Однако он не трогался с места, удерживал женщину и жаловался, смешно, как мальчишка, надувая губы и вновь повторяясь:
— Вы со мной холоднее снега.
Княжна ответила с неудовольствием:
— Перестаньте, право! Это становится несносным.
Поручик озадаченно посмотрел на сотрудницу и покраснел, как свекла.
— Не разоряй любви, — внезапно сказал он с пьяной обидой, даже не замечая, что перешел на «ты».
Урусова рассмеялась.
— Это от водки. Пройдет. Поднимайтесь!
Княжна быстро прошла в свою комнатку, надела шляпку, взяла сумочку, и они выбрались из штаба. На улице Вельчинский спросил:
— Могу я вас взять под руку?
Юлия Борисовна утвердительно кивнула головой.
Офицер сообщил, что проводит княжну до ее дома, мало ли какие опасности грозят женщине в это безлюдное время.
Солнце уже поднялось над домами, воздух хмельно пах влажной листвой, и было так тихо, как обычно бывает в скопище жилья и улиц после праздников и суббот.

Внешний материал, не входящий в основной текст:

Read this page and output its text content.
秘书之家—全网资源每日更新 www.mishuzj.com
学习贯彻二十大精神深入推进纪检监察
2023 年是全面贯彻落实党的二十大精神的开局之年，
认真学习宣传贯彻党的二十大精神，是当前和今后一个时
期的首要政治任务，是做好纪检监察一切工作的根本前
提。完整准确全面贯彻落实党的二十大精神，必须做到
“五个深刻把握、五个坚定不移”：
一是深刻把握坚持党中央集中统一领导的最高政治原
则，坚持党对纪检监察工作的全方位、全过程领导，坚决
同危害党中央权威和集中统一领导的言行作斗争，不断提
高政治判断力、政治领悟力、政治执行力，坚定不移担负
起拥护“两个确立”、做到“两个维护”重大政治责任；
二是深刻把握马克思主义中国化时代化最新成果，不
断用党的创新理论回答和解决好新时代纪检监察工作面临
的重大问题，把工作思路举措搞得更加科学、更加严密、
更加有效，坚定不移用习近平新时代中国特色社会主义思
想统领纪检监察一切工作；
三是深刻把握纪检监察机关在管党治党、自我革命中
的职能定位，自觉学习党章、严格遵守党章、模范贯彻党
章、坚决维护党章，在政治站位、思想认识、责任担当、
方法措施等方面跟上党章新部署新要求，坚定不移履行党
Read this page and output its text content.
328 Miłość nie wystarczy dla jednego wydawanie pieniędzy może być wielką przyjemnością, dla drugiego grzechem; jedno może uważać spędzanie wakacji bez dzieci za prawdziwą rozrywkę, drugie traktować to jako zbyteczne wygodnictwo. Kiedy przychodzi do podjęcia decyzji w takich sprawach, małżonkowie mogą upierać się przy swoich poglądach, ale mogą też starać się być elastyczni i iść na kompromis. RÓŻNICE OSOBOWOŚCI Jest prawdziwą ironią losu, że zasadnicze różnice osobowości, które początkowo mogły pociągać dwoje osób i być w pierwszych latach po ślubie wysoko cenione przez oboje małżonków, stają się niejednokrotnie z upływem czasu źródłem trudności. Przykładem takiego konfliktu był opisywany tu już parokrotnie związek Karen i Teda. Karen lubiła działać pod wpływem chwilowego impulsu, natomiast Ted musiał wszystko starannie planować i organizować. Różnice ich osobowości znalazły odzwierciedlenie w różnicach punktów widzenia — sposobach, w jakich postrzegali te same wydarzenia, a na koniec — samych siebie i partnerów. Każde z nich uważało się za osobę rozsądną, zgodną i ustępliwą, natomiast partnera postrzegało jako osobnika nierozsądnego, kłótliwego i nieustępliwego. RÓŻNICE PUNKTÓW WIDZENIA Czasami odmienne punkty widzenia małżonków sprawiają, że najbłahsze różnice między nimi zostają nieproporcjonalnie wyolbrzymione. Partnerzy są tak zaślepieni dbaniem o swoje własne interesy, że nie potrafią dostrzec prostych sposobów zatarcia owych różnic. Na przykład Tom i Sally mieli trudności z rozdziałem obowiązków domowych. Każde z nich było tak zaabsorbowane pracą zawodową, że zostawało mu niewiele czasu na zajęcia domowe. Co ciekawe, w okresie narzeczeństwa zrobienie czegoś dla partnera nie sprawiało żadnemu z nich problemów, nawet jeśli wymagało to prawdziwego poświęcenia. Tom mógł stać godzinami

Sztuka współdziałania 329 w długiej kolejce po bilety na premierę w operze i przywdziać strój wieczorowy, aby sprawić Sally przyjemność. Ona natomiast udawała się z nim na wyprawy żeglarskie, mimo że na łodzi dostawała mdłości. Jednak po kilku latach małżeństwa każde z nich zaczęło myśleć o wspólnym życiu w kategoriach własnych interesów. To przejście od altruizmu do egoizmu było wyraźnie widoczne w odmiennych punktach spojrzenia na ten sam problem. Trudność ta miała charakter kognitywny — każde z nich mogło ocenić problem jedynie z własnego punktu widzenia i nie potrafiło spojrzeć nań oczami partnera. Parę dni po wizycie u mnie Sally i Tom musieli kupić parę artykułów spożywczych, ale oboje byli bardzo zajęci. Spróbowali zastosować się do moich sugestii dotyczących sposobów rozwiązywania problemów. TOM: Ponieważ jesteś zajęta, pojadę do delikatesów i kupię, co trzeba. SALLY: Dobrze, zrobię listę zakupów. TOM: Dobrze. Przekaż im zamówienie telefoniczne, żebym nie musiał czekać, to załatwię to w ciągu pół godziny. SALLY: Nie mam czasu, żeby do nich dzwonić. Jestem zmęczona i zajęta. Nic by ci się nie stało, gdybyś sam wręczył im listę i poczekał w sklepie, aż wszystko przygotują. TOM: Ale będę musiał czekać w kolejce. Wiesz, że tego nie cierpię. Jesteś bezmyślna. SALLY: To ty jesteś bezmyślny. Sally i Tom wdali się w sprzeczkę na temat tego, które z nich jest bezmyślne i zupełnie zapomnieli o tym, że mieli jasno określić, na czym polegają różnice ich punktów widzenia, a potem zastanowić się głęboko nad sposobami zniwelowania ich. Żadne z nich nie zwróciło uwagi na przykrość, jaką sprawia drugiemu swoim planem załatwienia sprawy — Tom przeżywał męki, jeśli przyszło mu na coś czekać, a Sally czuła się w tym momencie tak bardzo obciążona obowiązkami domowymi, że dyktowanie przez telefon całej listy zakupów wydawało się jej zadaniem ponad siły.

Они шли по гулкому тротуару, никого и ничего не замечая, и почему-то оказались возле кинотеатра «Луч». У афишной тумбы внезапно увидели нищего, решившего, вероятно, как можно раньше заняться своим промыслом на бойком месте. Это был подросток с миловидным, почти иконописным лицом, однако нахмуренным и жестким. Мальчишка опирался на посох, изгрызенный, надо полагать, собаками окраин и дворов; одежда на нем была бедна, но аккуратно залатана и заштопана.
— Не до тебя! — сказал Вельчинский, которому попрошайка почти загородил дорогу. — Поди вон!
— Зачем же так? — не одобрила княжна. — Я его знаю и всякий раз подаю милостыню. Полагаю: когда нам хорошо, и другим должно быть не худо.
— Именно так… — растерялся Вельчинский.
Княжна открыла сумочку, достала рублевую бумажку, протянула поручику.
— Отдайте.
— Ах, Юля… — совсем смутился офицер, словно его заподозрили в скупости. — Зачем же… я уплачу.
— Вы можете отдать свои деньги, но извольте передать и это.
Мальчик с достоинством взял несколько бумажек, еле приметно поклонился.
— Спаси вас бог, барыня, рука дающего не оскудеет.